Europa del calcio in emergenza: un boom di infortuni senza precedenti
La crescente ondata di infortuni non è più un caso isolato, né un problema circoscritto a una singola squadra o a un singolo campionato: riguarda l’intero continente. La Serie A guida questa classifica poco lusinghiera con quasi 90 giocatori ai box, un numero che, se confrontato con i mesi precedenti, rende evidente una tendenza ormai consolidata. Le cinque sostituzioni introdotte dal 2020 avrebbero dovuto alleviare i carichi fisici, ma sono risultate insufficienti a compensare l’aumento esponenziale del numero di partite.
Un calendario sempre più affollato e senza pause
Negli ultimi anni la struttura delle competizioni è cambiata radicalmente. Un tempo il ritmo era sostenibile: campionato nel weekend e qualche turno di coppa infrasettimanale. Oggi lo scenario è capovolto. La riforma della Champions League ha trasformato la fase iniziale, portandola da sei a otto partite certe per ogni club, con l’eventuale rischio di affrontare due playoff aggiuntivi. Anche la Supercoppa è stata modificata: non più una gara secca, ma un mini torneo con semifinale prima della finale. A tutto questo si sommano viaggi lunghi, coppe nazionali con semifinali di andata e ritorno, turni infrasettimanali e un calendario che di fatto non concede riposo.
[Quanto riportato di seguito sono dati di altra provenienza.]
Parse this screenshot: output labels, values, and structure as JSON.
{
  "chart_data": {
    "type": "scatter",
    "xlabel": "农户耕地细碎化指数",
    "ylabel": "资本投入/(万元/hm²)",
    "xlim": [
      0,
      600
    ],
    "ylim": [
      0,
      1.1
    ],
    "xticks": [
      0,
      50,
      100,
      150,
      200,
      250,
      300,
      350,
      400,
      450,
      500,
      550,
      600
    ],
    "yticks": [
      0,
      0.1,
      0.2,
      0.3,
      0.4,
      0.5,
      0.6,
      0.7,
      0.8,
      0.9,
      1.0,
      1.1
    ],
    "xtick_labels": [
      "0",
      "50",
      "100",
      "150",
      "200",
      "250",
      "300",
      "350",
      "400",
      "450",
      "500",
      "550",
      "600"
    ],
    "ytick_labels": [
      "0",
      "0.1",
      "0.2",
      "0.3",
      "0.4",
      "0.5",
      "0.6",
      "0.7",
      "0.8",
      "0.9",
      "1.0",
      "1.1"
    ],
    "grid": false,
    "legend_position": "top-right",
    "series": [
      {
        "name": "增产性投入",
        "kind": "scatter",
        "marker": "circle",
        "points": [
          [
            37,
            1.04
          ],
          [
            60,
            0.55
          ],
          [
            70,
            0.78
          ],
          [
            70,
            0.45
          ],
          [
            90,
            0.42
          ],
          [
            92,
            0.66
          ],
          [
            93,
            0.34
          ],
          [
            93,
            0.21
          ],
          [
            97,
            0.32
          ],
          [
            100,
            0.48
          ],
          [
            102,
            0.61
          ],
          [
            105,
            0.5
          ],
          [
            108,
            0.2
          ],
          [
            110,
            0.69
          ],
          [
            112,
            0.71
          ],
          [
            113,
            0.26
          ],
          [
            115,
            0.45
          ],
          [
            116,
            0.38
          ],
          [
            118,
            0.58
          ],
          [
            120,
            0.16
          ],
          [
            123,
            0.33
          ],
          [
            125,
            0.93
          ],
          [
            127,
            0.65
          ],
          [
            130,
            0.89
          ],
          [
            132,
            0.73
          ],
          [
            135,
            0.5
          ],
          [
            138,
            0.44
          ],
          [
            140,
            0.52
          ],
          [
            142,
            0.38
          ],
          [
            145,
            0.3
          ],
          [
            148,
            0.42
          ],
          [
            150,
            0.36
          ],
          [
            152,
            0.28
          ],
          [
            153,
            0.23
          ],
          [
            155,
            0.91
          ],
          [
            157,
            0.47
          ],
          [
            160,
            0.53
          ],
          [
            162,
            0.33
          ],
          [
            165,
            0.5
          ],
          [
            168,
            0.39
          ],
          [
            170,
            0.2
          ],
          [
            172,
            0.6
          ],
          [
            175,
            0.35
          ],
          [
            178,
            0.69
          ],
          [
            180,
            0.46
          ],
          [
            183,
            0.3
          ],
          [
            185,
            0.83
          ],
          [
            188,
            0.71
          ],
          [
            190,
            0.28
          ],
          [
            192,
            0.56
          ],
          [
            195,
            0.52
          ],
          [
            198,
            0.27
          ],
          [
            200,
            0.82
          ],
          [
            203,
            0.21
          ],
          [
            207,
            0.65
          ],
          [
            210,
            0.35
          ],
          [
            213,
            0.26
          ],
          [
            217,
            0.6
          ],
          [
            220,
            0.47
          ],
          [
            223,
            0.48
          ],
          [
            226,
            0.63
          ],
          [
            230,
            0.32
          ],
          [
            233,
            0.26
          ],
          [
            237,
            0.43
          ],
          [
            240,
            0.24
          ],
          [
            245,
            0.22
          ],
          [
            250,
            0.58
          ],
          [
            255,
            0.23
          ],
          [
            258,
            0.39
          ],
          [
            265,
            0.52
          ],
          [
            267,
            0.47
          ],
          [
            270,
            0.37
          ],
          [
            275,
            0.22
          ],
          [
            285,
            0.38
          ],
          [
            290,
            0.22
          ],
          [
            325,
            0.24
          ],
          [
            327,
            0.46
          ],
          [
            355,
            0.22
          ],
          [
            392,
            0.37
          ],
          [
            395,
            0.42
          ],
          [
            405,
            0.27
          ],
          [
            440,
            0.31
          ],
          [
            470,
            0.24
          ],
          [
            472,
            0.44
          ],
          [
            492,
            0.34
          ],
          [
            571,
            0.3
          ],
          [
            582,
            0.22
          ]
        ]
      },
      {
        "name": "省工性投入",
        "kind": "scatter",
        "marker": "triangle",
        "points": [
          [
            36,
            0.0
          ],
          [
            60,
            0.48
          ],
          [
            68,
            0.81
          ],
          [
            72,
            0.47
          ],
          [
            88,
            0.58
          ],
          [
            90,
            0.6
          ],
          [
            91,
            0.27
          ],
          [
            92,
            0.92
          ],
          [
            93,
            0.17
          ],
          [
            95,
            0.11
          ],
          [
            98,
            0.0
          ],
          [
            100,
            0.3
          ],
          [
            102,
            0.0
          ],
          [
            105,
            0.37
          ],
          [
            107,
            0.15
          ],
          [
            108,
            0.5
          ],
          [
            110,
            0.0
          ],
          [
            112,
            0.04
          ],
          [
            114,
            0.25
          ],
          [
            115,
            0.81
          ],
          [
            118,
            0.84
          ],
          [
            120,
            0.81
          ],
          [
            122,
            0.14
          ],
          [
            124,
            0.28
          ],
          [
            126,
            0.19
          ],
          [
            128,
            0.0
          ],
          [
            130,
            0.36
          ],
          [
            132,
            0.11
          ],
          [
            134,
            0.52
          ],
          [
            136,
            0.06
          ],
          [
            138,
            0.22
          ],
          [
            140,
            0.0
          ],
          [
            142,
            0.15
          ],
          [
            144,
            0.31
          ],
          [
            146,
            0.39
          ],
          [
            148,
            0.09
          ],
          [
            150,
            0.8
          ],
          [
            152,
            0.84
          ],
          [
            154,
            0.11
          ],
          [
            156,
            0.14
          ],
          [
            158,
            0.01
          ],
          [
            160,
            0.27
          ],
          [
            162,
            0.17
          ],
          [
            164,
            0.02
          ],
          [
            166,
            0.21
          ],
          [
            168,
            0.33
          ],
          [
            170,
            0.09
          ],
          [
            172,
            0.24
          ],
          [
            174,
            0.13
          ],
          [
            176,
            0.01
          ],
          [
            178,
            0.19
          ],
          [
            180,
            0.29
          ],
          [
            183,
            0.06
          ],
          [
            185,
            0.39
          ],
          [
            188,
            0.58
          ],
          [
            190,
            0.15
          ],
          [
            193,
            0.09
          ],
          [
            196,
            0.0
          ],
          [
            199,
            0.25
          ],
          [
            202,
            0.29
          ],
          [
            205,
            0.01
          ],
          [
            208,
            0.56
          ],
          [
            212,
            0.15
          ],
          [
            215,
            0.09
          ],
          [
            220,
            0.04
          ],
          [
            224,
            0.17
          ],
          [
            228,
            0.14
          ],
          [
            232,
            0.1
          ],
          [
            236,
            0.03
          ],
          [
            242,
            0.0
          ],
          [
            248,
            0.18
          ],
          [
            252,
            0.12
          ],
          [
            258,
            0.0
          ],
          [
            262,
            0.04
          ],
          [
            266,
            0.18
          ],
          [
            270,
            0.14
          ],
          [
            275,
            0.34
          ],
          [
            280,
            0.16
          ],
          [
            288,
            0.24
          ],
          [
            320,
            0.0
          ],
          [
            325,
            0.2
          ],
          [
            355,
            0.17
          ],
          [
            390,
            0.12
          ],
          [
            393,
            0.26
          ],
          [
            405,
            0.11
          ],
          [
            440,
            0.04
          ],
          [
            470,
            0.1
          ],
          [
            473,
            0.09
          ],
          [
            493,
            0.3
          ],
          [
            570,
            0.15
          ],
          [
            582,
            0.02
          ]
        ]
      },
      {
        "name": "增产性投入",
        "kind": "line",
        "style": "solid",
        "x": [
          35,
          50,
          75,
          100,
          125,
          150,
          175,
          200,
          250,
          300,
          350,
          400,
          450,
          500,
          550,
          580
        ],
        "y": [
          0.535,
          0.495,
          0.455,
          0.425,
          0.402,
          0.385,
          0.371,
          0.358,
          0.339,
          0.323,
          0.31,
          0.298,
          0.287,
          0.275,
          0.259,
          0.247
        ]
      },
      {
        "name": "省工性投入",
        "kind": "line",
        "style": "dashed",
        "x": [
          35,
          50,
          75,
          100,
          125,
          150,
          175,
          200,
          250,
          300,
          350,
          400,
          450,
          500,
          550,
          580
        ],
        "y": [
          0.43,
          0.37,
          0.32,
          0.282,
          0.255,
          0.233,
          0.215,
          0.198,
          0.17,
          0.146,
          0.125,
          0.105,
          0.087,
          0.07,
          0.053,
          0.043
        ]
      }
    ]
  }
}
Nazionali e trasferte: il riposo è diventato un miraggio
I giocatori non si fermano neppure quando i club osservano pause ufficiali. Le convocazioni delle nazionali impongono a molti calciatori viaggi intercontinentali, spesso per partite senza vera posta in palio o non valide per qualificazioni. Questa routine impedisce qualsiasi periodo di recupero effettivo, aumentando l’usura fisica e mentale. Non sorprende quindi che campionati come Premier League (84 infortunati), Bundesliga (68) e Ligue 1 (51) vivano un’emergenza simile. Solo la Liga sembra leggermente più protetta, con circa 40 giocatori attualmente out.
Napoli tra le squadre più colpite dall’ondata di stop fisici
Il Napoli rappresenta uno dei casi più significativi di questa tendenza. Attualmente sono fermi Meret, Lukaku, Gilmour, De Bruyne, Spinazzola e Anguissa: sei giocatori contemporaneamente fuori uso, ai quali vanno aggiunti tutti coloro che si sono fermati nei mesi precedenti e che sono rientrati solo dopo periodi più o meno lunghi. La natura fisica degli infortuni è prevalentemente muscolare, sintomo di una stanchezza accumulata e di un sovraccarico ormai strutturale.
Mondiale per Club e tornei estivi: il prezzo da pagare è altissimo
Squadre come Inter, Juventus e altri club impegnati nel Mondiale per Club estivo stanno ancora assorbendo le conseguenze di una competizione intensa e logorante. E il quadro futuro non promette miglioramenti: alla fine della stagione attuale, i giocatori voleranno negli Stati Uniti per il Mondiale, in una continuità di impegni che lascia pochissimo spazio a recupero, fisioterapia e prevenzione.
Un problema sistemico destinato a peggiorare
L’eccesso di partite, la mancanza di pause, i viaggi intercontinentali e il continuo stress muscolare hanno creato un contesto in cui l’infortunio sembra quasi inevitabile. Le rose si allungano, ma anche le infermerie. Un equilibrio ormai saltato che il calcio europeo dovrà affrontare, prima che il problema sfugga del tutto di mano.